Walking Faithfully

Pastor Matt Judd's letter in the November 2023 Newsletter

Do you remember as a child being asked to make a promise? But if you made that promise with your “fingers crossed” then it didn’t mean you had to keep it - as if the crossing of fingers changed the whole essence of the commitment that you had just made?
"David served God's purpose in his own generation, then he died and was
buried with his ancestors." Acts 13:36 (CEB)
Faithfulness is defined succinctly as “remaining loyal and steadfast.” But sometimes it feels like society believes that the whole idea is nonsense and even exults in failures of faithfulness. We have websites that encourage adultery and unfaithfulness which seems to be the expectation instead of the exception, in all areas of life. In many ways, we don’t expect anyone; clergy, politicians, neighbors, or even family, to stay faithful to what they promised.

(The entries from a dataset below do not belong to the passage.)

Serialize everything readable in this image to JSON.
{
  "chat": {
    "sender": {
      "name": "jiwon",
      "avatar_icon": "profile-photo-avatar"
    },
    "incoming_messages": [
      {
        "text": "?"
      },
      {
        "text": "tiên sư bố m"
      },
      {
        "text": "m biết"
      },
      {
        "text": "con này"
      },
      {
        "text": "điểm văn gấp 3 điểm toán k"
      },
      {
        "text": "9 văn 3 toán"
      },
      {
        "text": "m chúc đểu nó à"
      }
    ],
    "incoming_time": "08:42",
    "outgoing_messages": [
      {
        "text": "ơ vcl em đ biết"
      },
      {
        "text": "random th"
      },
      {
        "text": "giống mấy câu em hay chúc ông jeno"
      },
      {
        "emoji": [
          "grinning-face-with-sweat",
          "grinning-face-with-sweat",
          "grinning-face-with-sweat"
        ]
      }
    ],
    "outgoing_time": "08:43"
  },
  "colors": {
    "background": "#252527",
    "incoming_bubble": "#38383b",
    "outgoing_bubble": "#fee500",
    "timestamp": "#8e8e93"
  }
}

Unfaithfulness is a lot like neighborhood decay. When one person doesn’t keep up their property or pick up litter, that seems to become an excuse for others to do the same and soon the whole block has gone downhill. But if unfaithfulness works like that, then why can’t examples of faithfulness function in the same manner?
I think it can and does, but this requires we who know and love a faithful God to live that out in our world. I deeply believe that as our world gets more broken, there is a simultaneous deepening hunger for wholeness. I believe this must begin in the church community before it can spread out into the larger society.

A quick search will reveal that one of the key descriptions of the saints in both Old and New Testaments is that they, “walked faithfully with God,” including Enoch (Gen. 5:24), Noah (Gen. 6:9), Abraham (Gen. 17:1), and Moses (Num. 12:7). I love that imagery because it speaks of both a relationship and a journey. If you are walking with someone, then you are most often side-by-side, which is a powerful reminder of relationship. If you are walking, that assumes you are headed somewhere – a journey. What better place to learn and live faithfulness than to be on a journey with Jesus each day? It is in walking with Jesus that we learn what faithfulness is all about. Jesus was faithful in serving God, in his prayer and worship life (being in the synagogue), and ultimately in giving Himself for us on the cross. We may not do it perfectly, but we can learn what discipleship is all about by letting the Holy Spirit continue to mold us to be like Jesus.

May it be said of you today and every day and on your last day, that you walked faithfully with God. That would be a fitting legacy for anyone who calls Jesus his or her Lord and Savior.